Ce thème a fait l’objet d’une conférence-débat organisée, le 24 janvier 2017 à Paris, par le Centre de doctrine et d’enseignement du commandement de l’armée de Terre. Y ont participé : le général de division Patrick Berthous commandant les forces spéciales Terre ; l’ingénieur en chef Christian Ramaen, études amont à la Direction générale de l’armement (DGA) ; Emmanuel Chiva, groupement des industriels de l’armement terrestre et aéroterrestre (GICAT).

L’innovation sur le terrain. Composées de soldats « rustiques », les forces spéciales connaissent un rythme opérationnel très variable, mais celui de renouvellement de leurs tactiques est plus élevé que pour les forces conventionnelles, explique le général Berthous.
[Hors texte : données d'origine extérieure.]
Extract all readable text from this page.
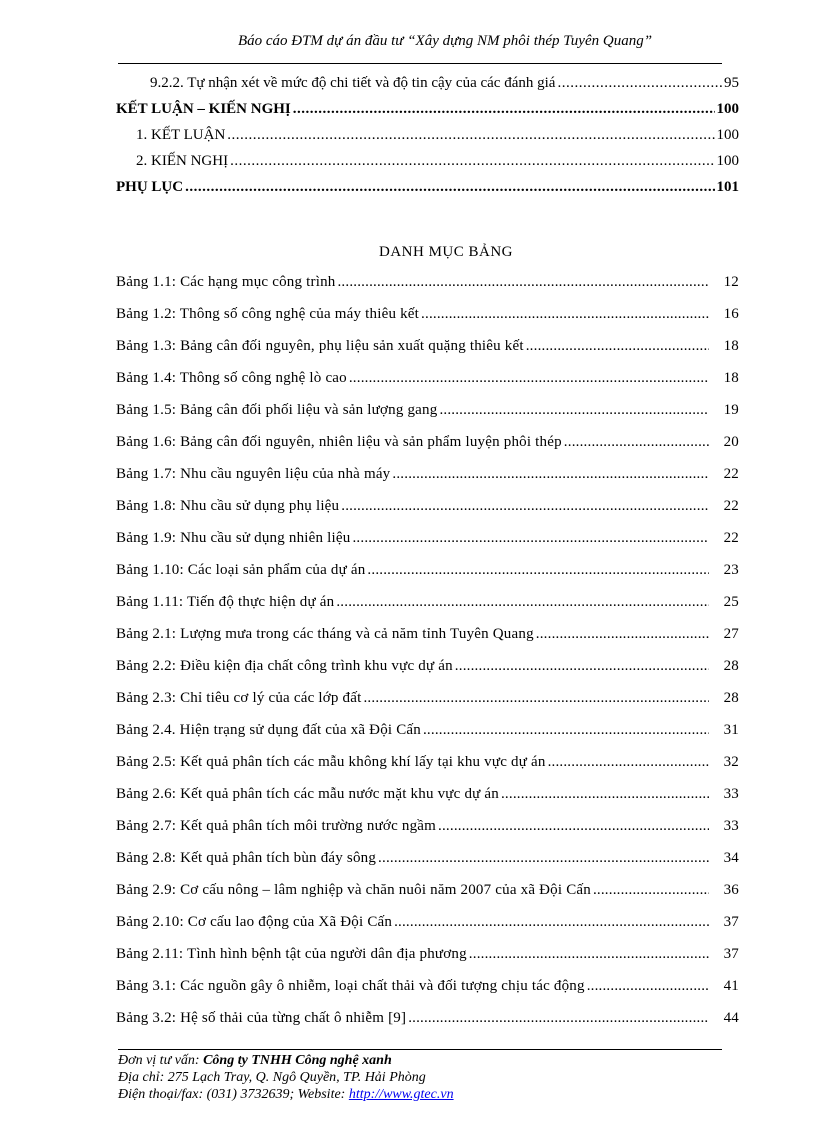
Báo cáo ĐTM dự án đầu tư “Xây dựng NM phôi thép Tuyên Quang”
9.2.2. Tự nhận xét về mức độ chi tiết và độ tin cậy của các đánh giá .....	95
KẾT LUẬN – KIẾN NGHỊ .....	100
1. KẾT LUẬN .....	100
2. KIẾN NGHỊ .....	100
PHỤ LỤC .....	101
DANH MỤC BẢNG
Bảng 1.1: Các hạng mục công trình .....	12
Bảng 1.2: Thông số công nghệ của máy thiêu kết .....	16
Bảng 1.3: Bảng cân đối nguyên, phụ liệu sản xuất quặng thiêu kết .....	18
Bảng 1.4: Thông số công nghệ lò cao .....	18
Bảng 1.5: Bảng cân đối phối liệu và sản lượng gang .....	19
Bảng 1.6: Bảng cân đối nguyên, nhiên liệu và sản phẩm luyện phôi thép .....	20
Bảng 1.7: Nhu cầu nguyên liệu của nhà máy .....	22
Bảng 1.8: Nhu cầu sử dụng phụ liệu .....	22
Bảng 1.9: Nhu cầu sử dụng nhiên liệu .....	22
Bảng 1.10: Các loại sản phẩm của dự án .....	23
Bảng 1.11: Tiến độ thực hiện dự án .....	25
Bảng 2.1: Lượng mưa trong các tháng và cả năm tỉnh Tuyên Quang .....	27
Bảng 2.2: Điều kiện địa chất công trình khu vực dự án .....	28
Bảng 2.3: Chỉ tiêu cơ lý của các lớp đất .....	28
Bảng 2.4. Hiện trạng sử dụng đất của xã Đội Cấn .....	31
Bảng 2.5: Kết quả phân tích các mẫu không khí lấy tại khu vực dự án .....	32
Bảng 2.6: Kết quả phân tích các mẫu nước mặt khu vực dự án .....	33
Bảng 2.7: Kết quả phân tích môi trường nước ngầm .....	33
Bảng 2.8: Kết quả phân tích bùn đáy sông .....	34
Bảng 2.9: Cơ cấu nông – lâm nghiệp và chăn nuôi năm 2007 của xã Đội Cấn .....	36
Bảng 2.10: Cơ cấu lao động của Xã Đội Cấn .....	37
Bảng 2.11: Tình hình bệnh tật của người dân địa phương .....	37
Bảng 3.1: Các nguồn gây ô nhiễm, loại chất thải và đối tượng chịu tác động .....	41
Bảng 3.2: Hệ số thải của từng chất ô nhiễm [9] .....	44
Đơn vị tư vấn: Công ty TNHH Công nghệ xanh
Địa chỉ: 275 Lạch Tray, Q. Ngô Quyền, TP. Hải Phòng
Điện thoại/fax: (031) 3732639; Website: http://www.gtec.vn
Véritable laboratoire pour les armées et en liaison avec la DGA, elles adaptent en permanence leurs modes d’action et leurs équipements à partir de retours d’expériences et d’études prospectives. Ainsi pour l’opération « Barkhane », le drone tactique Patroller a été utilisé contre les djihadistes au Mali dès l’hiver 2016, en coordination avec l’infiltration de parachutistes. L’hélicoptère Tigre apporte un appui direct aux opérations, qui ne sont jamais déclenchées sans lui. Aujourd’hui, les véhicules blindés du combat d’infanterie sont climatisés. D’une façon générale, il s’agit de maintenir une supériorité technique et tactique sur l’adversaire pour le détecter et le détruire de loin. Les forces spéciales partent avec le strict minimum, à savoir l’eau, les rations, le carburant, les pièces détachées, le système de navigation GPS et la liaison avec les satellites qui couvrent la zone. Quoiqu’affaibli au Levant, Daech profite du nivellement technologique par son accès au GPS et aux réseaux sociaux. Il pratique les cyberattaques et utilise des drones de reconnaissance et des engins explosifs improvisés. Quels que soient les progrès technologiques, estime le général Berthous, les combattants resteront indispensables sur le terrain pour conserver un temps d’avance sur l’adversaire sur les plans technique, tactique et de compréhension de la situation. La victoire reposera toujours sur l’intelligence du chef.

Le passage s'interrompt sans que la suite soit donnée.